Most Plan Loans Now Exempt From Truth in Lending Disclosures
In Depth
Effective July 1, 2010, Regulation Z was amended to exempt most plan loans from the reporting and disclosure obligations of the Truth in Lending Act. An extension of credit comprising fully vested funds from the participant’s account in a Section 401(a) employer-sponsored retirement plan, a Section 403(b) tax-sheltered annuity under or a Section 457(b) eligible governmental deferred compensation plan is exempt from the act’s reporting and disclosure requirements, provided the loans are made in compliance with Section 72 of the Internal Revenue Code. The exemption applies to employee benefit plans regardless of whether they are subject to the Employee Retirement Income Security Act of 1974 (ERISA).
Prior to the amendment of Regulation Z, participant loans from employer-sponsored retirement plans were required to provide so-called “truth in lending disclosures,” in the format provided by the regulation, that included various terms of the loan including the amount financed, an itemization of the amount financed, the finance charge, the annual percentage rate, the payment schedule, the total of payments, any demand feature, any prepayment penalties, any late payment charges and any security interest held by the creditor.
When announcing the amendment to Regulation Z, the Federal Reserve acknowledged the distinctions between commercial loans and loans from employee benefit plans to their participants in the amendment’s preamble.
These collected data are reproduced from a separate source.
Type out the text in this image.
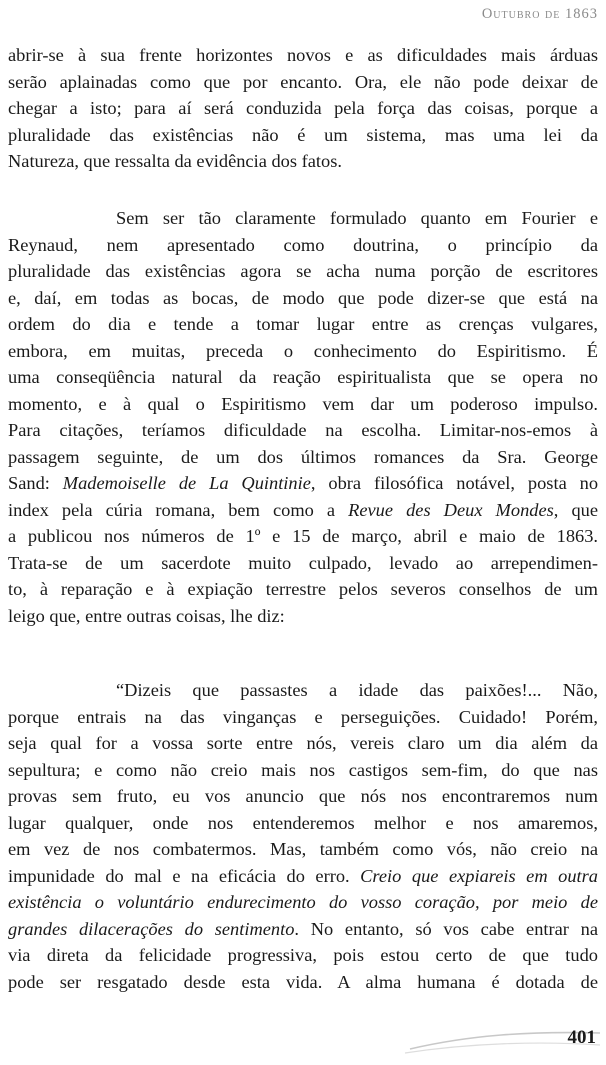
Outubro de 1863
abrir-se à sua frente horizontes novos e as dificuldades mais árduas
serão aplainadas como que por encanto. Ora, ele não pode deixar de
chegar a isto; para aí será conduzida pela força das coisas, porque a
pluralidade das existências não é um sistema, mas uma lei da
Natureza, que ressalta da evidência dos fatos.
Sem ser tão claramente formulado quanto em Fourier e
Reynaud, nem apresentado como doutrina, o princípio da
pluralidade das existências agora se acha numa porção de escritores
e, daí, em todas as bocas, de modo que pode dizer-se que está na
ordem do dia e tende a tomar lugar entre as crenças vulgares,
embora, em muitas, preceda o conhecimento do Espiritismo. É
uma conseqüência natural da reação espiritualista que se opera no
momento, e à qual o Espiritismo vem dar um poderoso impulso.
Para citações, teríamos dificuldade na escolha. Limitar-nos-emos à
passagem seguinte, de um dos últimos romances da Sra. George
Sand: Mademoiselle de La Quintinie, obra filosófica notável, posta no
index pela cúria romana, bem como a Revue des Deux Mondes, que
a publicou nos números de 1º e 15 de março, abril e maio de 1863.
Trata-se de um sacerdote muito culpado, levado ao arrependimen-
to, à reparação e à expiação terrestre pelos severos conselhos de um
leigo que, entre outras coisas, lhe diz:
“Dizeis que passastes a idade das paixões!... Não,
porque entrais na das vinganças e perseguições. Cuidado! Porém,
seja qual for a vossa sorte entre nós, vereis claro um dia além da
sepultura; e como não creio mais nos castigos sem-fim, do que nas
provas sem fruto, eu vos anuncio que nós nos encontraremos num
lugar qualquer, onde nos entenderemos melhor e nos amaremos,
em vez de nos combatermos. Mas, também como vós, não creio na
impunidade do mal e na eficácia do erro. Creio que expiareis em outra
existência o voluntário endurecimento do vosso coração, por meio de
grandes dilacerações do sentimento. No entanto, só vos cabe entrar na
via direta da felicidade progressiva, pois estou certo de que tudo
pode ser resgatado desde esta vida. A alma humana é dotada de
401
The preamble to the Regulation Z amendment notes that an individual who takes a loan from an employee benefit plan is not subject to the same risks and does not need the same protections as an individual who enters into a loan agreement in the open market. Plan loans are further distinguished from open-market loans because a loan from an employee benefit plan requires the repayments of interest and principal to be reinvested in the participant’s own account, and because a loan from an employee benefit plan is not subject to any finance charges imposed by a third party.
The new exemption applies to plan loan disclosures to participants on or after July 1, 2010, but not to plan loans to a beneficiary or alternate payee under a qualified domestic relations order, or QDRO. Additionally, should a loan fail to meet the requirements of the Internal Revenue Code or be made to a beneficiary or alternate payee, the reporting and disclosure obligations under the act remain applicable. However, in light of the new Regulation Z guidance, plan administrators carefully should consider whether to alter plan loan communications, especially if the plan limits loans to active plan participants.